Saturday 24 October 2015

An Old And Spooky Toronto Neighbourhood For Trick or Treating


           

            On Friday, I finished reading Sherman Alexie’s  “The Absolutely True Diary of a Part Time Indian”. It’s a well-written, even sometimes poetically written, but very simply written story. It’s sometimes funny but mostly sad, though it does end hopefully. The most powerful part is the basketball game in which Arnold Spirit comes forward as the most valuable player for the team of the white high school he is attending but against the team of his reservation. He felt like both a traitor and a hero at the same time.
As I was getting ready to go teach my yoga class, I was looking for the fifteen dollars that I had left after buying coffee the night before, but I couldn’t find it anywhere. I could only conclude that I’d been in such a rush that I’d been careless. I told myself that I must not have shoved my change very deeply into my pocket, and admittedly, the pants I’ve been wearing don’t have very deep pockets.
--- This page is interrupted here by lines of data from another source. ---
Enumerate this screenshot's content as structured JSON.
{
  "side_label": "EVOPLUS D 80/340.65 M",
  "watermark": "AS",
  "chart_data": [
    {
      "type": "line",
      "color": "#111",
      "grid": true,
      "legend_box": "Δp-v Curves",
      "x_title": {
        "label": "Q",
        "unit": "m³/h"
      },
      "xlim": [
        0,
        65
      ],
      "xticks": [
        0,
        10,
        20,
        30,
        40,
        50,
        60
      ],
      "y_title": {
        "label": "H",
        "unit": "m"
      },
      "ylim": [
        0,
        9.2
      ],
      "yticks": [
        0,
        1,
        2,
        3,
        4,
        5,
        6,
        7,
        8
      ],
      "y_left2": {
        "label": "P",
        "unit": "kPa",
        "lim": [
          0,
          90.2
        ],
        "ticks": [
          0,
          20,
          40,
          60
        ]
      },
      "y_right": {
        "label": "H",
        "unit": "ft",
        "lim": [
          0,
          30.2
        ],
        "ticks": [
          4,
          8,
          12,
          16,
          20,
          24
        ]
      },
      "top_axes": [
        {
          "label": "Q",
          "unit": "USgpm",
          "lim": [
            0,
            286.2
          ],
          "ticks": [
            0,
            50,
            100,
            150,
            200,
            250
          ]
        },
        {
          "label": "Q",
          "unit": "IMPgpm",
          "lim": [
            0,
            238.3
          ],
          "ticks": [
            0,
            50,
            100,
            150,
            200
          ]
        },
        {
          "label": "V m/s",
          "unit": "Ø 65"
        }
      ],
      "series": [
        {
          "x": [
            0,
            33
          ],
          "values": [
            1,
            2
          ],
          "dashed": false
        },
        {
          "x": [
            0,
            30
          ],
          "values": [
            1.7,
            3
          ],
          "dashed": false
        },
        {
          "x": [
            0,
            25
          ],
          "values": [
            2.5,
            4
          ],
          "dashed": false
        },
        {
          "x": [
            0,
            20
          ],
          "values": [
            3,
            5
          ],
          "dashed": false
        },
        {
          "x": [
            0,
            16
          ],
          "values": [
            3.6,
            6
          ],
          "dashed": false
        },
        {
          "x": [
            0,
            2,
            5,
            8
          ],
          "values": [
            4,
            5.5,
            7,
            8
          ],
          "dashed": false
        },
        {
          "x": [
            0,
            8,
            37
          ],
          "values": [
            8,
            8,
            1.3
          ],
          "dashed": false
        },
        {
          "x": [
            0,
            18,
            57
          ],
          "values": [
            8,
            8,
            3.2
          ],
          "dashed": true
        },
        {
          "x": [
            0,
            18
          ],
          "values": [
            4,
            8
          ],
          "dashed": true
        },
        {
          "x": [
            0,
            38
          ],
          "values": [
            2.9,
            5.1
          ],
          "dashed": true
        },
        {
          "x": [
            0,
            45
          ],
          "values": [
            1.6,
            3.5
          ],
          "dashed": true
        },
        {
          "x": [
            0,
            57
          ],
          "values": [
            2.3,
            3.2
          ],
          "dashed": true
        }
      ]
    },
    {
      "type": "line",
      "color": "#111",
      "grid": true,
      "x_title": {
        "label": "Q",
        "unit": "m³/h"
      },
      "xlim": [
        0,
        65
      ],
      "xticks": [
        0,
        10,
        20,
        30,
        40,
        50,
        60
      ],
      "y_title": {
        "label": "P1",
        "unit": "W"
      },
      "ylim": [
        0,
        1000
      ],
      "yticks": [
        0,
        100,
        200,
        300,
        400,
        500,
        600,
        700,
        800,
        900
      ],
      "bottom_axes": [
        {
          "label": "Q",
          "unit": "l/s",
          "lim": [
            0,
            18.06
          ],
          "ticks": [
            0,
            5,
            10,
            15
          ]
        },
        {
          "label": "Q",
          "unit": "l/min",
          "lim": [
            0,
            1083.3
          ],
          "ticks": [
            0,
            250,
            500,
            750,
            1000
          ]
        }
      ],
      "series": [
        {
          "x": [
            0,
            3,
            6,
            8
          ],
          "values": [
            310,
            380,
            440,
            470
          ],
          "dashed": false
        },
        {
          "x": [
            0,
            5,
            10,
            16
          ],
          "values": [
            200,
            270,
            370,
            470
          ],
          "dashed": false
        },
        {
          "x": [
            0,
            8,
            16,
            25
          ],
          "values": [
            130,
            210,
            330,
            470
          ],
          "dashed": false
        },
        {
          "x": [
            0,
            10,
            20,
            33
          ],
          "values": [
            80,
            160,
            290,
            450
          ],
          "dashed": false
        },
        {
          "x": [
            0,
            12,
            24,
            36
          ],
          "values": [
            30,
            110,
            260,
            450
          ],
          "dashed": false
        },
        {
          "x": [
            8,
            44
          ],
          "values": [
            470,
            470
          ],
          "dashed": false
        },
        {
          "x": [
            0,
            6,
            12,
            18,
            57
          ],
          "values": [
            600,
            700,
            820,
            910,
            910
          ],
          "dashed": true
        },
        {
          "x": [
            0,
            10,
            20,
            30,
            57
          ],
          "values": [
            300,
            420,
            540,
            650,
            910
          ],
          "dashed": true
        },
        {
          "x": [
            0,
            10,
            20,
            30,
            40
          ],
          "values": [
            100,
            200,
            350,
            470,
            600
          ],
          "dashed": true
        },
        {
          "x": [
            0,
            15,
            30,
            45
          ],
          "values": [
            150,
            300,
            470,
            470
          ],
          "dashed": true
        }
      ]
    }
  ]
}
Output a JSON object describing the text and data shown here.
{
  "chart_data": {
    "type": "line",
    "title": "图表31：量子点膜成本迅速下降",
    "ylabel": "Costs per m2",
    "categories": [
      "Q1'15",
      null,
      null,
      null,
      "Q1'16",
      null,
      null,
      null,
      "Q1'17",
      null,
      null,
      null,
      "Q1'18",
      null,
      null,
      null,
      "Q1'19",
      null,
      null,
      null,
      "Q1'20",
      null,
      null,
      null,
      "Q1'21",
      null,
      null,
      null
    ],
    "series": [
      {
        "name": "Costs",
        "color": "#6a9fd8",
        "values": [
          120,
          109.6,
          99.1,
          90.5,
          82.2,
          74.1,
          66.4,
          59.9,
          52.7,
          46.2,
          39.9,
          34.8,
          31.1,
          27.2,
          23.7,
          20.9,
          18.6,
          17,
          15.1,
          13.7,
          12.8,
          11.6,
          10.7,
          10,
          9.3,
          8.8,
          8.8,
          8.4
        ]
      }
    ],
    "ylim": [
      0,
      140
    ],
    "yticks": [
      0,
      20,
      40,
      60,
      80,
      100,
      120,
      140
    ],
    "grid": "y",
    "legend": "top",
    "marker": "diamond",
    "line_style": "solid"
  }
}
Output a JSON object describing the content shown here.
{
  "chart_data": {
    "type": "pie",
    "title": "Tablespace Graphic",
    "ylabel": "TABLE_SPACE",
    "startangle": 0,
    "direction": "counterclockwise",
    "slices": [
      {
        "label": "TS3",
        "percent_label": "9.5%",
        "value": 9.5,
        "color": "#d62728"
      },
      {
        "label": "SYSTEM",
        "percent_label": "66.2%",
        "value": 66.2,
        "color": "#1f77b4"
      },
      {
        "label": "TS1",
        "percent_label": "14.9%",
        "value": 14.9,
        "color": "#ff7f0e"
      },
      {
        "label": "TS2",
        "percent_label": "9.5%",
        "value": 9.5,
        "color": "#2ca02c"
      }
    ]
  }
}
I figured my phone, moving next to the money as I pedaled my bike might have caused the money to shimmy up the fabric and drop to the street.
            At PARC, I saw Shelly downstairs in the drop-in, and she said she’d be coming. In the healing centre at PARC, I was getting the room ready for yoga when Shelly’s friend Mario hobbled in. He sat down for a while in a chair, as I dragged furniture around to make more space. Finally though, he got up and left. Shelly came in a little after start time. She just wanted instruction on one particular exercise. The Sun Salutation has both standing and floor parts and she has trouble making a smooth transition between the two. So I divided the exercise in half and gave her a series to do while standing and another to do on the floor. That took about half an hour and she was satisfied with that, so I ended up leaving at the same time I would have left if no one had come.
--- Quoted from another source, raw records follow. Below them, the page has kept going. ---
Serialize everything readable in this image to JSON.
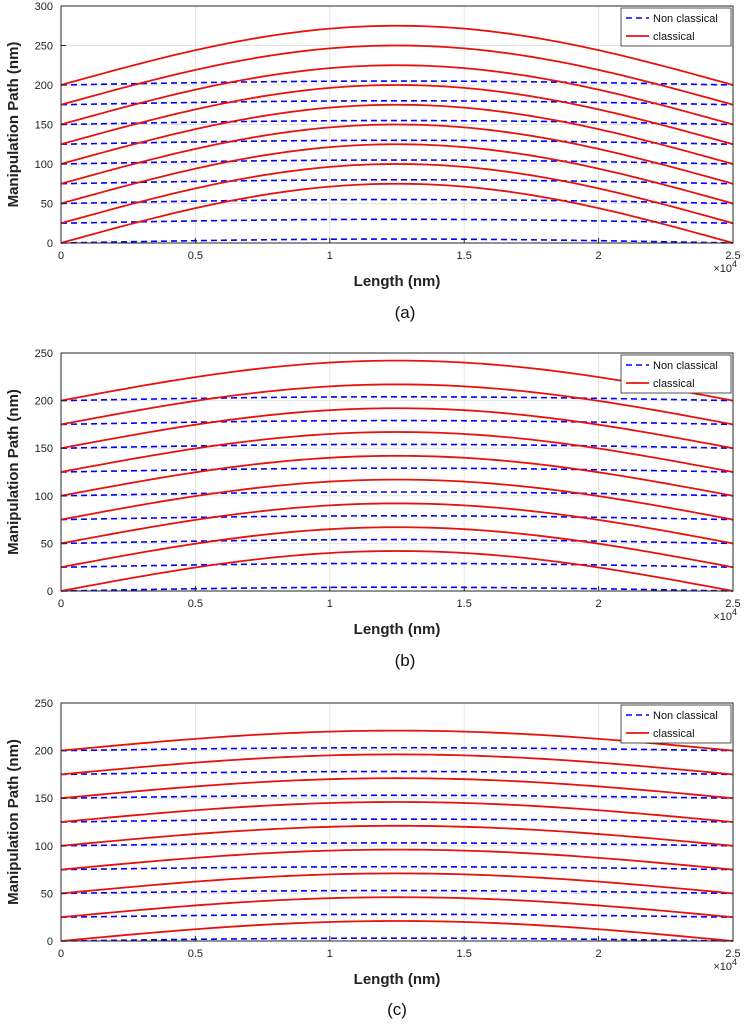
{
  "figure": {
    "panels": [
      {
        "id": "a",
        "caption": "(a)",
        "chart_data": {
          "type": "line",
          "title": "",
          "xlabel": "Length (nm)",
          "ylabel": "Manipulation Path (nm)",
          "xlim": [
            0,
            2.5
          ],
          "ylim": [
            0,
            300
          ],
          "xticks": [
            0,
            0.5,
            1,
            1.5,
            2,
            2.5
          ],
          "xtick_labels": [
            "0",
            "0.5",
            "1",
            "1.5",
            "2",
            "2.5"
          ],
          "yticks": [
            0,
            50,
            100,
            150,
            200,
            250,
            300
          ],
          "ytick_labels": [
            "0",
            "50",
            "100",
            "150",
            "200",
            "250",
            "300"
          ],
          "x_multiplier": "×10",
          "x_multiplier_exp": "4",
          "legend": {
            "position": "top-right",
            "entries": [
              "Non classical",
              "classical"
            ]
          },
          "grid": true,
          "series": [
            {
              "name": "Non classical",
              "style": "dashed",
              "color": "#0000ff",
              "x": [
                0,
                1.25,
                2.5
              ],
              "baselines": [
                0,
                25,
                50,
                75,
                100,
                125,
                150,
                175,
                200
              ],
              "peak_offset": 5
            },
            {
              "name": "classical",
              "style": "solid",
              "color": "#e8120c",
              "x": [
                0,
                1.25,
                2.5
              ],
              "baselines": [
                0,
                25,
                50,
                75,
                100,
                125,
                150,
                175,
                200
              ],
              "peak_offset": 75
            }
          ]
        }
      },
      {
        "id": "b",
        "caption": "(b)",
        "chart_data": {
          "type": "line",
          "title": "",
          "xlabel": "Length (nm)",
          "ylabel": "Manipulation Path (nm)",
          "xlim": [
            0,
            2.5
          ],
          "ylim": [
            0,
            250
          ],
          "xticks": [
            0,
            0.5,
            1,
            1.5,
            2,
            2.5
          ],
          "xtick_labels": [
            "0",
            "0.5",
            "1",
            "1.5",
            "2",
            "2.5"
          ],
          "yticks": [
            0,
            50,
            100,
            150,
            200,
            250
          ],
          "ytick_labels": [
            "0",
            "50",
            "100",
            "150",
            "200",
            "250"
          ],
          "x_multiplier": "×10",
          "x_multiplier_exp": "4",
          "legend": {
            "position": "top-right",
            "entries": [
              "Non classical",
              "classical"
            ]
          },
          "grid": true,
          "series": [
            {
              "name": "Non classical",
              "style": "dashed",
              "color": "#0000ff",
              "x": [
                0,
                1.25,
                2.5
              ],
              "baselines": [
                0,
                25,
                50,
                75,
                100,
                125,
                150,
                175,
                200
              ],
              "peak_offset": 4
            },
            {
              "name": "classical",
              "style": "solid",
              "color": "#e8120c",
              "x": [
                0,
                1.25,
                2.5
              ],
              "baselines": [
                0,
                25,
                50,
                75,
                100,
                125,
                150,
                175,
                200
              ],
              "peak_offset": 42
            }
          ]
        }
      },
      {
        "id": "c",
        "caption": "(c)",
        "chart_data": {
          "type": "line",
          "title": "",
          "xlabel": "Length (nm)",
          "ylabel": "Manipulation Path (nm)",
          "xlim": [
            0,
            2.5
          ],
          "ylim": [
            0,
            250
          ],
          "xticks": [
            0,
            0.5,
            1,
            1.5,
            2,
            2.5
          ],
          "xtick_labels": [
            "0",
            "0.5",
            "1",
            "1.5",
            "2",
            "2.5"
          ],
          "yticks": [
            0,
            50,
            100,
            150,
            200,
            250
          ],
          "ytick_labels": [
            "0",
            "50",
            "100",
            "150",
            "200",
            "250"
          ],
          "x_multiplier": "×10",
          "x_multiplier_exp": "4",
          "legend": {
            "position": "top-right",
            "entries": [
              "Non classical",
              "classical"
            ]
          },
          "grid": true,
          "series": [
            {
              "name": "Non classical",
              "style": "dashed",
              "color": "#0000ff",
              "x": [
                0,
                1.25,
                2.5
              ],
              "baselines": [
                0,
                25,
                50,
                75,
                100,
                125,
                150,
                175,
                200
              ],
              "peak_offset": 3
            },
            {
              "name": "classical",
              "style": "solid",
              "color": "#e8120c",
              "x": [
                0,
                1.25,
                2.5
              ],
              "baselines": [
                0,
                25,
                50,
                75,
                100,
                125,
                150,
                175,
                200
              ],
              "peak_offset": 21
            }
          ]
        }
      }
    ]
  }
}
            I went home briefly to take another stab at looking for my money. I usually take my money out of my pocket and put it on my dresser before I change into my home clothes, but I thought that maybe I hadn’t. Perhaps I’d put my pants in the kitchen as usual and the money had fallen among all the clutter of the bedroom and living room things that I keep out there while I’m waiting for the bedbugs to be gone. I couldn’t see it there. I thought that maybe it had fallen behind the dresser, but it hadn’t. I shrugged and resigned myself to having accidentally given fifteen dollars to a stranger, and just hoped whoever it had been had needed it.
            I rode along Bloor to Sherbourne and then started exploring the streets just north of there. As I crossed the bridge over the Rosedale Valley, the autumn colours were spectacular in the sunlight. I explored the streets between Sherbourne and Castle Frank, south of Elm Avenue. Holy cow, south Rosedale is a rich area! There are some very nicely designed modern homes, but there are mostly a lot of beautiful houses of many designs but they looked like they might be some of the oldest in Toronto. It seemed to me that this would have been the perfect neighbourhood to have taken my daughter trick or treating when she’d been young. Though ritzy, I could tell that these nice old buildings would be quite spooky after dark. The only thing that took their scariness away was the cheap Halloween decorations some of them had on display.
            When I got home, I was getting ready to change out of my away from home clothing, when I suddenly remembered that when I’d rushed out to buy coffee the night before, I hadn’t changed my clothes. I had put my money in the track pants that I wear around the apartment. Sure enough, the money was there in the right pocket.
            I watched Buster Keaton’s first feature film, “The Saphead”. Keaton hadn’t started directing at this point, but he was the main star. It was a comedy but not slapstick like a lot of his later work. He played, Bertie, the bumbling son of a Wall Street tycoon who was in love with his father’s adopted daughter and she with him. His natural sister’s husband was his father’s number one man in the company but it turned out that he was cheating on his wife with a dancer named Henrietta. The dancer became ill, but her dying wish was to expose her ex-lover by giving his wife her husband’s love letters. But in order to save his sister from a broken heart, Bertie claimed the letters were his own and threw them in the fire so no one would know. Bertie’s father disowned Bertie. Meanwhile the brother in law bilked Bertie’s father of all his securities by causing the shares to drop on a mine called Henrietta. Bertie had bought a seat on the stock exchange but knew nothing about it. All he knew was that everybody was shouting “Henrietta!” and he wanted them to stop. He was told that all he had to do was say, “I’ll take it!” to anyone who shouted the name and they would stop, so he bought all the stock and it went up in value till he’d saved his father from bankruptcy.